Wednesday, November 7, 2012

Exploration Eight: Necessary Reforms

The documentary Inside Job gave us a glimpse of corruption within our financial sector.  Now to understand why this happened and what we need to do to prevent it from happening again we need to look at the history of regulation.  We see regulations on business and industry becoming popular during the Progressive Era.  The most notable being the anti-trust laws, designed to destroy and prohibit monopolies, and the institution of a progressive federal income tax, designed to protect the American consumer.
            During the second half of the twentieth century we see deregulation start to take place.  Caps on interest rates on savings and checking accounts were removed.  Banks found they had the money to push for change that benefited them, it even extended to the point that they could directly violate the law and face no repercussions.

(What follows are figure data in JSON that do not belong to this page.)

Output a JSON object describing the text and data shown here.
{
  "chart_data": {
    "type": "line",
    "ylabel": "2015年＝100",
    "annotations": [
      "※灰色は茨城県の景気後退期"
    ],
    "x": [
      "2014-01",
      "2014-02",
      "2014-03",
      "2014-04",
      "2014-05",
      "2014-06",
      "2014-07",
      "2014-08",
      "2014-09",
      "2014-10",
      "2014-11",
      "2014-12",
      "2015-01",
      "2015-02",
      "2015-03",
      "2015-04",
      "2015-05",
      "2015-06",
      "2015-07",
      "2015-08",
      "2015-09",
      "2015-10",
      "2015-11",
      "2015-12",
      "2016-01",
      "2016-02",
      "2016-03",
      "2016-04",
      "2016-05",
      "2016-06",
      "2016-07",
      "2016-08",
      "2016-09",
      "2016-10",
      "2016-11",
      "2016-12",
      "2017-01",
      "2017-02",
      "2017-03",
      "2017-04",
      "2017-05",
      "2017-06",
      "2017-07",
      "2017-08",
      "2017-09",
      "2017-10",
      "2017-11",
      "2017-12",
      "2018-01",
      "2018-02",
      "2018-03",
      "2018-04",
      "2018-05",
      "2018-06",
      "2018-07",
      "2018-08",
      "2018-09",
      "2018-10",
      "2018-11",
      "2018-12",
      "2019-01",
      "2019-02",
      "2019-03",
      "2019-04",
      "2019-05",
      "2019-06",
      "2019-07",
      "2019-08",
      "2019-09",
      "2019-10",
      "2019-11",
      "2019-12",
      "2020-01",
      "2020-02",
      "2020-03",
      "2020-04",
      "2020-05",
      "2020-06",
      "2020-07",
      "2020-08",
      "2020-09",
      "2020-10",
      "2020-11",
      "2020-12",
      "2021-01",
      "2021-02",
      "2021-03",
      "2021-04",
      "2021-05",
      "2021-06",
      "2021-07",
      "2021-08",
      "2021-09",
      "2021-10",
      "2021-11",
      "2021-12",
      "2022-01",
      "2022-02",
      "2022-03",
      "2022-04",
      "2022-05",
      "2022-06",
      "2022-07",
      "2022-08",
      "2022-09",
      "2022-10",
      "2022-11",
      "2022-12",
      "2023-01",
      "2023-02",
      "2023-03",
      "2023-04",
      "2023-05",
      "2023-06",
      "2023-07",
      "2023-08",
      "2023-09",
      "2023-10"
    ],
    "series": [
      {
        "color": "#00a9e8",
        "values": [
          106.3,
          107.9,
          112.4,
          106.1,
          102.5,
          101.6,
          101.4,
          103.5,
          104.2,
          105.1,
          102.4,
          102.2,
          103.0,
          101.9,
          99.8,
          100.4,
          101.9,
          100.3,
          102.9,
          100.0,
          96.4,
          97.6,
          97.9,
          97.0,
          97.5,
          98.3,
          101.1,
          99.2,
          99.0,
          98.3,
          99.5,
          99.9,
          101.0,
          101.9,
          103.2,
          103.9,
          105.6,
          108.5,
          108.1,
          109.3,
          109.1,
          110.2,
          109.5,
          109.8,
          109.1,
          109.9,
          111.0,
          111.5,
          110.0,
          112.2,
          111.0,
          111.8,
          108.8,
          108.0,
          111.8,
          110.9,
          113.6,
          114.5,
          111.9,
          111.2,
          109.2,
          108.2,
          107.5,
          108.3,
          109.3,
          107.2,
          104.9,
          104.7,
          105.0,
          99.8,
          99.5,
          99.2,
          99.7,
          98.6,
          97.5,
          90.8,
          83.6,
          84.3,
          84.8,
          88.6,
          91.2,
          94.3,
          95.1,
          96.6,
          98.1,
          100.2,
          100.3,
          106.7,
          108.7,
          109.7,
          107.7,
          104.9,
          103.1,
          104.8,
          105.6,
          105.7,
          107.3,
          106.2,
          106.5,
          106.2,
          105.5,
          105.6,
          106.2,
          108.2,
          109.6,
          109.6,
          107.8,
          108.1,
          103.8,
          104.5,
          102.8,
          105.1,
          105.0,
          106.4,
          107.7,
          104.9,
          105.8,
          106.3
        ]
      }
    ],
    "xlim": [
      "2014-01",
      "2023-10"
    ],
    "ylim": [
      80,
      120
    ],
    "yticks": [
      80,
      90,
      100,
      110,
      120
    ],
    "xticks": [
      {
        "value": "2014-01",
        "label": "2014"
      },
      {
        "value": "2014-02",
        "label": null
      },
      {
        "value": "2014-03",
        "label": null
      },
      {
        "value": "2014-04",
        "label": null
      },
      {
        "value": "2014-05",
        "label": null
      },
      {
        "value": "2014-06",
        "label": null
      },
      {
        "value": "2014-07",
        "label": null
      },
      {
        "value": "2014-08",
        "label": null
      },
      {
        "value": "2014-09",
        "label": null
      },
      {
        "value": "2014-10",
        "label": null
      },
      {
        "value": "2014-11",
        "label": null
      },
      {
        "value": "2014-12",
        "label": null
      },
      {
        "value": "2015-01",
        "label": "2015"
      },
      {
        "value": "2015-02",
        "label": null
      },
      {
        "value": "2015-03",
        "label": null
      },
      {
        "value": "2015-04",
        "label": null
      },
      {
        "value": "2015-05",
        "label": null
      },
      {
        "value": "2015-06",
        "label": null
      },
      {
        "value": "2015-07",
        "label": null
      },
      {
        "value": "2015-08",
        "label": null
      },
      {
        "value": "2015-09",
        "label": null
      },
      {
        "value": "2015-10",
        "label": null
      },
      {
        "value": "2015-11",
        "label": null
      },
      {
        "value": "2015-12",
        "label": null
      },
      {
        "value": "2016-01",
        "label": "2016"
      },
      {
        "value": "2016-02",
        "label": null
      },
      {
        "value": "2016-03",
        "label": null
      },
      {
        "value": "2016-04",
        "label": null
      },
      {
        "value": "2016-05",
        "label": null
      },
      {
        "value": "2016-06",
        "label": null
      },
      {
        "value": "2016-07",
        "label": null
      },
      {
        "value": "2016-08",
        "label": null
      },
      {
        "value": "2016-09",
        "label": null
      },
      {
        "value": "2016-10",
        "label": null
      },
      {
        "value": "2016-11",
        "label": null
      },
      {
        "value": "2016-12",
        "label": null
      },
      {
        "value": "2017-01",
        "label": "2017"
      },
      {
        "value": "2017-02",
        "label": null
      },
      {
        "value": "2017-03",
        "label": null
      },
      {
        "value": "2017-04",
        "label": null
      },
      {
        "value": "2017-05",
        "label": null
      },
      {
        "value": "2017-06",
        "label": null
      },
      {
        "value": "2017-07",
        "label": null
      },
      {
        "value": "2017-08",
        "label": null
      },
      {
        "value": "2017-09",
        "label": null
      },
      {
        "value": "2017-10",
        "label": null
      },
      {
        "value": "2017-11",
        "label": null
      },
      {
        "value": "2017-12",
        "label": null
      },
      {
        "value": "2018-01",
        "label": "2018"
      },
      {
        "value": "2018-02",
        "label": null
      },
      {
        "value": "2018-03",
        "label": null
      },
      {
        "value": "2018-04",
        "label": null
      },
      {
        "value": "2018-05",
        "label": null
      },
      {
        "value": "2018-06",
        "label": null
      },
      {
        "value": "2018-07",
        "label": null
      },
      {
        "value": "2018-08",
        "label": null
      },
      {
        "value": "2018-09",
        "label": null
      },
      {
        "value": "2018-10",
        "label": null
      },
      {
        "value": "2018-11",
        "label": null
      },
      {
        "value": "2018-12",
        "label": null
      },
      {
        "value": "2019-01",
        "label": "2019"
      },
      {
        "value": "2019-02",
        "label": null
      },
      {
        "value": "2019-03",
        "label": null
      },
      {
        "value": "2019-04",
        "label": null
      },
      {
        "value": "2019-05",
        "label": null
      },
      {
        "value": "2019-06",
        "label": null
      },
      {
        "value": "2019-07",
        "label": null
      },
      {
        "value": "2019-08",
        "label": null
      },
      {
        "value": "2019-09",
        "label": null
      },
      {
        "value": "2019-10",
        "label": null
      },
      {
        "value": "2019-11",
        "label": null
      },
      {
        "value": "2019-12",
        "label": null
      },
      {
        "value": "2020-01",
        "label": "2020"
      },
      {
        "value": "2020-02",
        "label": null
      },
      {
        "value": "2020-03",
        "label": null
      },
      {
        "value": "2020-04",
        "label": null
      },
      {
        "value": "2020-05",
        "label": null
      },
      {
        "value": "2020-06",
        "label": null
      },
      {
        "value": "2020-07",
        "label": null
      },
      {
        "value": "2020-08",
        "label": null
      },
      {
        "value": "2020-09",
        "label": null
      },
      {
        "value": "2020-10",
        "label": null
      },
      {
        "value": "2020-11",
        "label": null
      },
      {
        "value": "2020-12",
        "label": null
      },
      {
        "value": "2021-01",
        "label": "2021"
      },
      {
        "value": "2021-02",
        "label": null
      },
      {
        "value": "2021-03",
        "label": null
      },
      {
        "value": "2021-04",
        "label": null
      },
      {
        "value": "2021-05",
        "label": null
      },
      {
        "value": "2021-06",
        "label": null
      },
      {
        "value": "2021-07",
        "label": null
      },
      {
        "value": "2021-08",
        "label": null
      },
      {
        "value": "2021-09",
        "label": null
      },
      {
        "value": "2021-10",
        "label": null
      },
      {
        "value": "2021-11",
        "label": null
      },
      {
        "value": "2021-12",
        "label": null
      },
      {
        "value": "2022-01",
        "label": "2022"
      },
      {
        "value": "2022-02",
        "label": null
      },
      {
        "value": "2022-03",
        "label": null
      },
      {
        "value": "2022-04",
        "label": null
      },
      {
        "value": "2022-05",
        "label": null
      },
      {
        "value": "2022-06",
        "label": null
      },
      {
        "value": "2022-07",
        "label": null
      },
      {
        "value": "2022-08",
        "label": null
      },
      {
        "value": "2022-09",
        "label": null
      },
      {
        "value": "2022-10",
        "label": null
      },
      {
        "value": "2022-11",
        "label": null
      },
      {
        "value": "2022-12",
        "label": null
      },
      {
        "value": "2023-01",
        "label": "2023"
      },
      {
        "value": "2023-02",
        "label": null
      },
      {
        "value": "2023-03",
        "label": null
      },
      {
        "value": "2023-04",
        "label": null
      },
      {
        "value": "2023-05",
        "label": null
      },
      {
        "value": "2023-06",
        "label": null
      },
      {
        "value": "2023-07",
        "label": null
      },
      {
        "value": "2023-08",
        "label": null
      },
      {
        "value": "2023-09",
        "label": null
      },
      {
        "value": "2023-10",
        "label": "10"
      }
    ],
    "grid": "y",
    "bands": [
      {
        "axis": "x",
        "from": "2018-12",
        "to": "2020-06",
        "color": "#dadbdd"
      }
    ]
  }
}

We see this in 1998 when Citicorp and Travelers merged.  In Charles Ferguson’s Inside Job Robert Gnaizda remarked, “It was illegal to acquire Travelers. Greenspan said nothing. The Federal Reserve gave 'em an exemption for a year; and then they got the law passed.”  Glass vs Steagall restrictions were removed, bank lobbying increased exponentially, and any attempts to propose any new regulation were opposed vehemently and the existing ones begin to be attacked. 
            The hard thing about proposing reforms is that there is money against it.  We would need a completely impartial team of economic specialists, foreign and domestic, to sit down with lawmakers and work out a plan.  I personally think the concentration of wealth within a few key banks is a weakness.  We may have to find a way to break some of these key players up.  I think we also need to impose regulations on investment banks to prevent them from making risky decisions with investor money.  The financial sector needs controlled growth, not an explosion of growth.

BTW, is a very helpful link to help understand financial deregulation.


  1. I agree that the hard thing proposing reforms is the money behind it, as well as the wealth in a few key banks are a weakness. great essay Dan.